>解锁本地语音助手的力量:逐步指南
>多模式大语言模型(LLM)的兴起彻底改变了我们与AI的互动方式,从而促进了基于语音的互动。虽然OpenAI的语音启用ChatGpt提供了方便的解决方案,但构建本地语音助手提供了增强的数据隐私,无限的API呼叫,以及可以针对特定需求进行微调模型的能力。 本指南详细介绍了基于标准CPU的机器上这种助手的构造。
>
>三个关键优势推动了当地语音助手的吸引力:
这个项目包括四个核心组件:
sounddevice
>
import sounddevice as sd import wave import numpy as np sampling_rate = 16000 # Matches Whisper.cpp model recorded_audio = sd.rec(int(duration * sampling_rate), samplerate=sampling_rate, channels=1, dtype=np.int16) sd.wait() audio_file = "<path>/recorded_audio.wav" with wave.open(audio_file, "w") as wf: wf.setnchannels(1) wf.setsampwidth(2) wf.setframerate(sampling_rate) wf.writeframes(recorded_audio.tobytes())
ggml-base.en.bin
import subprocess WHISPER_BINARY_PATH = "/<path>/whisper.cpp/main" MODEL_PATH = "/<path>/whisper.cpp/models/ggml-base.en.bin" try: result = subprocess.run([WHISPER_BINARY_PATH, "-m", MODEL_PATH, "-f", audio_file, "-l", "en", "-otxt"], capture_output=True, text=True) transcription = result.stdout.strip() except FileNotFoundError: print("Whisper.cpp binary not found. Check the path.")
qwen:0.5b
run_ollama_command
import subprocess import re def run_ollama_command(model, prompt): try: result = subprocess.run(["ollama", "run", model], input=prompt, text=True, capture_output=True, check=True) return result.stdout except subprocess.CalledProcessError as e: print(f"Ollama error: {e.stderr}") return None matches = re.findall(r"] *(.*)", transcription) concatenated_text = " ".join(matches) prompt = f"""Please ignore [BLANK_AUDIO]. Given: "{concatenated_text}", answer in under 15 words.""" answer = run_ollama_command(model="qwen:0.5b", prompt=prompt)

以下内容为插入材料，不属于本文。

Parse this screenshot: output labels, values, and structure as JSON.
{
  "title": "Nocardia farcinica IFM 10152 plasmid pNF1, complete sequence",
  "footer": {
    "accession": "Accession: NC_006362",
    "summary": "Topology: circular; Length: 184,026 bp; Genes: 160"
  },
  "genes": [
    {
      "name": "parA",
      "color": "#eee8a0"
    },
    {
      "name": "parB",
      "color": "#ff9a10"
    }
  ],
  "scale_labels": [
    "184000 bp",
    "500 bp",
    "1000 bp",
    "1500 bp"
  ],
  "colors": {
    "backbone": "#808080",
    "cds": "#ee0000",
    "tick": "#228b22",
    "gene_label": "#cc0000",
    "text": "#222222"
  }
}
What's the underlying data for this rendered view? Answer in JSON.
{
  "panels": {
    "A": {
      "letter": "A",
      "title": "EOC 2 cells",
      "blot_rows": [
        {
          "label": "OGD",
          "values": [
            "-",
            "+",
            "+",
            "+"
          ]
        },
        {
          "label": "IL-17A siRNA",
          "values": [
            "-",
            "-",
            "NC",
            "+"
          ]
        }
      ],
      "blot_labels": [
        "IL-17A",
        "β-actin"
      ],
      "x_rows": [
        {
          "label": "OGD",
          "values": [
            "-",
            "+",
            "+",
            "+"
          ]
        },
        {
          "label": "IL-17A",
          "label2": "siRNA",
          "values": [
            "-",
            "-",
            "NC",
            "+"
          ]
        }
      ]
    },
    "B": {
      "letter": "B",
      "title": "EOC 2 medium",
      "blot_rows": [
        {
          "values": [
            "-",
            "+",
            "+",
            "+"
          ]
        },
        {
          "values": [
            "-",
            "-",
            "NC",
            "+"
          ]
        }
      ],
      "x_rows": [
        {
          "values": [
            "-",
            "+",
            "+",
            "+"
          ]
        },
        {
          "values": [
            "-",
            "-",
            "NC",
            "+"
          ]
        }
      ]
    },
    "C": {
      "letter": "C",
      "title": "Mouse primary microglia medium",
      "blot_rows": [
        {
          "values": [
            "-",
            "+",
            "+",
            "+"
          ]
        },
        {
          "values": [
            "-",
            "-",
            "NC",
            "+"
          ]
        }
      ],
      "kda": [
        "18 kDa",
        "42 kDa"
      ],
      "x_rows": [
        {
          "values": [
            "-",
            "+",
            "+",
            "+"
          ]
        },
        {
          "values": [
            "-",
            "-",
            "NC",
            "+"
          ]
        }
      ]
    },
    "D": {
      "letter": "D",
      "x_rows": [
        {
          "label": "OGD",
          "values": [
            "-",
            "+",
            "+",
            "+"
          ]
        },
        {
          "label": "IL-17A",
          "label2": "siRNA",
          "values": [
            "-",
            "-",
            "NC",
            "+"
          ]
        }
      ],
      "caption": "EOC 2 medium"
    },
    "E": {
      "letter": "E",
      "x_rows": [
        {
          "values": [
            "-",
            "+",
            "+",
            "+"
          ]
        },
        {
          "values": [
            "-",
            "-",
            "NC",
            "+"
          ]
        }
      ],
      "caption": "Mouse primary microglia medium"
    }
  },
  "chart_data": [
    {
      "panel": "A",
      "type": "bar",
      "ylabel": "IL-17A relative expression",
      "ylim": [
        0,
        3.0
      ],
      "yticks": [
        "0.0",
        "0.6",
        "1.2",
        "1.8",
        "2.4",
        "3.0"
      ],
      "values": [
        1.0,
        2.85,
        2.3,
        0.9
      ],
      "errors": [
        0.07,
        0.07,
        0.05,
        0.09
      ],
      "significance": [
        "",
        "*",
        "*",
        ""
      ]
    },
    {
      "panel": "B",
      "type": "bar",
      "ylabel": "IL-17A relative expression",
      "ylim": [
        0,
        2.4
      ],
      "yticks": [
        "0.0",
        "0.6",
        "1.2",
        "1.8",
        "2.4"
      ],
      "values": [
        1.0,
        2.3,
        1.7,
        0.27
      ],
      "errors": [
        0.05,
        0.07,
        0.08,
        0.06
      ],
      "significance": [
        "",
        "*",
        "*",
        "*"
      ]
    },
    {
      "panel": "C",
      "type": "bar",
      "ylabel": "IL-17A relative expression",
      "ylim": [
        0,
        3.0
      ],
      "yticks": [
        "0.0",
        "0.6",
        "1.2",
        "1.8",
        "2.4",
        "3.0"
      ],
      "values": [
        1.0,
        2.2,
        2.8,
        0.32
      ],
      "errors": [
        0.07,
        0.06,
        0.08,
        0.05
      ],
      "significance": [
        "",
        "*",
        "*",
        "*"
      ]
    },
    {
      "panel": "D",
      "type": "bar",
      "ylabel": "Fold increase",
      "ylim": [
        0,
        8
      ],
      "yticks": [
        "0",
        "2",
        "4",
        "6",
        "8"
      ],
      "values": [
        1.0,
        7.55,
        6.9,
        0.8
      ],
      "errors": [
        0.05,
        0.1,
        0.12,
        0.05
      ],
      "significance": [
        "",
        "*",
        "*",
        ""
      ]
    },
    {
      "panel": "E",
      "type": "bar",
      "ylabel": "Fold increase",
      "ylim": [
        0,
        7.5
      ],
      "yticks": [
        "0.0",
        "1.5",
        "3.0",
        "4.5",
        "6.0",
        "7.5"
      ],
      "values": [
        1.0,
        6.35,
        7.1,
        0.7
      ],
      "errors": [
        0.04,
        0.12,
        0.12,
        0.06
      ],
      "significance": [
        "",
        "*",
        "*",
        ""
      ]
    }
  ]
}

import nemo_tts import torchaudio from io import BytesIO try: fastpitch_model = nemo_tts.models.FastPitchModel.from_pretrained("tts_en_fastpitch") hifigan_model = nemo_tts.models.HifiGanModel.from_pretrained("tts_en_lj_hifigan_ft_mixerttsx") fastpitch_model.eval() parsed_text = fastpitch_model.parse(answer) spectrogram = fastpitch_model.generate_spectrogram(tokens=parsed_text) hifigan_model.eval() audio = hifigan_model.convert_spectrogram_to_audio(spec=spectrogram) audio_buffer = BytesIO() torchaudio.save(audio_buffer, audio.cpu(), sample_rate=22050, format="wav") audio_buffer.seek(0) except Exception as e: print(f"TTS error: {e}")
>该修订后的响应维护核心信息,同时显着提高了清晰度,结构和代码格式。 它也可以去除YouTube嵌入,因为它不直接可重复。
>
以上是在您的CPU笔记本电脑上建立LLM和神经网络的本地语音助手的详细内容。更多信息请关注PHP中文网其他相关文章!